With a new year comes new worries: applying for the next school year's financial aid. So what can one do to lessen these financial aid process woes?
Mr. Bob Womack, the Director of Financial Aid at Wayland, has been in financial aid for more than eighteen years, and has several suggestions.
The biggest concern is the Federal Application for Financial Student Aid, or the FAFSA. The FAFSA is required by the federal government, and is necessary before the government or the school can award financial aid to anyone. There aren't any exceptions. In order to complete the FAFSA, one must have all federal income tax information, including W-2's or W-4's. This is because the FAFSA requires income information to determine whether one qualifies for aid. The government starts accepting the FAFSA on January 1 of the new year, and the application is available either online or on paper.
"The biggest mistake students can make is to guesstimate, and not use actual figures, or they fail to show their income," Mr. Womack said. "If an application is chosen for verification, that will show up. So we have to turn it around for corrections."
Womack recommends filing the FAFSA as soon as possible, since some scholarships and funds are limited. He also said that the Office of Financial Aid is already awarding scholarships and aid for next year.
There are literally hundreds of scholarships, grants, and loans that are awarded each year, and the requirements to renew the aid varies according to the stipulations of the fund. They generally range from GPA, to academic progress, to church attendance, to character, ability, or talent. The Pioneer is one scholarship that doesn't have to be renewed, as long as the recipient meets the criteria. Most others have to be renewed each year or each semester. While there are many different funds, Womack said that Financial Aid generally uses all of it.
"We strive to give that money out," Womack said. "That's what the donors wanted, so if we can find somebody who matches the requirements, then we give those out."
Departments also have their own scholarships. Music, athletic, and many other departments award scholarships according to talent and ability each year. These awards are then added to the student's financial aid package.

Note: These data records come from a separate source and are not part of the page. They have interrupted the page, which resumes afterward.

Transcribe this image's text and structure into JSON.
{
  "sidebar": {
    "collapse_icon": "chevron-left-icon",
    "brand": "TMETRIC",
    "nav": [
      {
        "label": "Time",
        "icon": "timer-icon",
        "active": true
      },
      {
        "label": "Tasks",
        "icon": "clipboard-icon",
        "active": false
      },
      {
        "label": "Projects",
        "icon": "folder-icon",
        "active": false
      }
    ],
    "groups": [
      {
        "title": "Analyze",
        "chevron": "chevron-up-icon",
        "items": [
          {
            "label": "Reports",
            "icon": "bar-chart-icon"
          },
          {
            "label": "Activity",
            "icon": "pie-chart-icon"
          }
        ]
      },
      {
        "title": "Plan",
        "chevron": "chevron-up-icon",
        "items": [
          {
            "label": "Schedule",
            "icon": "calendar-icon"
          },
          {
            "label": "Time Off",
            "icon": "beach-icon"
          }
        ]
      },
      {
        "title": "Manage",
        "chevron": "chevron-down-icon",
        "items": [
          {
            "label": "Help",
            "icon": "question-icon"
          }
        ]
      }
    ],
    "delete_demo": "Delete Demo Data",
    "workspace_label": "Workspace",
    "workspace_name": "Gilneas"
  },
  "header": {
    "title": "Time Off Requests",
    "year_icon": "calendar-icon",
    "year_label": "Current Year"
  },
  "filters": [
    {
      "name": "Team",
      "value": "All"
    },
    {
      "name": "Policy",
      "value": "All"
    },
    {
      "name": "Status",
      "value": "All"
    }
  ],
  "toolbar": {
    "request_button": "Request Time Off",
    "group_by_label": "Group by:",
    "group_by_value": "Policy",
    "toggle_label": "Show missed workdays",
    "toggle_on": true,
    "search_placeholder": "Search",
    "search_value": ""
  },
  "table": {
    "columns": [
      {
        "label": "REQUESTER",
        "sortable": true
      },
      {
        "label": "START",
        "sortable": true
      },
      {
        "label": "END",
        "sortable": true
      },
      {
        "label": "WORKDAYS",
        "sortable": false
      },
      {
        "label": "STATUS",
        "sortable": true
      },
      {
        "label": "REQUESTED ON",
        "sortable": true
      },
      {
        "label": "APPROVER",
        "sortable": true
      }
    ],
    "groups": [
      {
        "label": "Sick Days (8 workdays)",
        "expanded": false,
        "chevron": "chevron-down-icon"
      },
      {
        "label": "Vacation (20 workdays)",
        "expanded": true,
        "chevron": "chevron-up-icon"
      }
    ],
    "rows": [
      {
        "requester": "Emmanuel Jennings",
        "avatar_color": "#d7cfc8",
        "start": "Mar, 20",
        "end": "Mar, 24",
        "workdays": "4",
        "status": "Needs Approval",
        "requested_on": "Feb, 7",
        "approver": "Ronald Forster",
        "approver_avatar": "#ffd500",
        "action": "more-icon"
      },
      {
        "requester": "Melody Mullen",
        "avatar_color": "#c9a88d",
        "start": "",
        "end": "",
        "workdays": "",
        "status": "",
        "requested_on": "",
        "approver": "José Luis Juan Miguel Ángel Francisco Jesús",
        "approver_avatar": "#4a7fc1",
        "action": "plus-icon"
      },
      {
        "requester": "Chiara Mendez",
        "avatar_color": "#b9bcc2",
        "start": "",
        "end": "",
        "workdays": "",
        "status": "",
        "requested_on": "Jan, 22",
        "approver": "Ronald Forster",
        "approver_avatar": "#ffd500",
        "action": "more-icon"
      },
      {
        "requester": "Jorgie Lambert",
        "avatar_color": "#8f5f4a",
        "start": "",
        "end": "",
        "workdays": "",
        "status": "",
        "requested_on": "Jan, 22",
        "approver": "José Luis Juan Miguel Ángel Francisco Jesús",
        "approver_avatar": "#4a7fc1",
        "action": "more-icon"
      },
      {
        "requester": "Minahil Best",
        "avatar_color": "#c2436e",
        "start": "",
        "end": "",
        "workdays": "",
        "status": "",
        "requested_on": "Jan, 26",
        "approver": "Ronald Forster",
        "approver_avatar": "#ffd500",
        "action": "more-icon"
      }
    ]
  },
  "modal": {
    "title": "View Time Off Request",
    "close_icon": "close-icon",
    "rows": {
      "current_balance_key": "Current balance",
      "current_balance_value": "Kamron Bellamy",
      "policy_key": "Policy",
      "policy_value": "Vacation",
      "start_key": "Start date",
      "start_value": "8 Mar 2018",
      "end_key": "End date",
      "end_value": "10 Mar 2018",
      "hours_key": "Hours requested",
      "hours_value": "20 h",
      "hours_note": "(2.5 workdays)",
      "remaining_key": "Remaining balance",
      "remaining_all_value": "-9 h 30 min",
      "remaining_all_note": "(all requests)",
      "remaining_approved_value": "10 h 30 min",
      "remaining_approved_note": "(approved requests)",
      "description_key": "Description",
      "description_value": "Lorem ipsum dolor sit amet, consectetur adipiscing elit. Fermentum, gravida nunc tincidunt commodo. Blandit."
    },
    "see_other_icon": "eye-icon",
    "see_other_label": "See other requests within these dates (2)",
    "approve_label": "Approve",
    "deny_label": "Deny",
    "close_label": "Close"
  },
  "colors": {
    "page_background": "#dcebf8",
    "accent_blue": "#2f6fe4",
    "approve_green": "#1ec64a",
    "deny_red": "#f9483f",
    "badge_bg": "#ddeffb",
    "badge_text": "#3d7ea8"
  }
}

Because renewal requirements vary according to source for financial aid, Mr. Womack recommends checking on each of the awards you received this year to insure that you follow all of the renewal guidelines. This includes outside gifts. Some require official transcripts, filling out new forms, or other specific stipulations.
"If a person is in doubt, or want to know if they qualify for more financial help," Mr. Womack offered, "they're welcome to come into the financial aid office, and talk to Perri McDonald, our scholarship coordinator, and she will look and see if they have need. Then, if they match the prerequisites for some of our scholarships, we'll try to help in any way we can."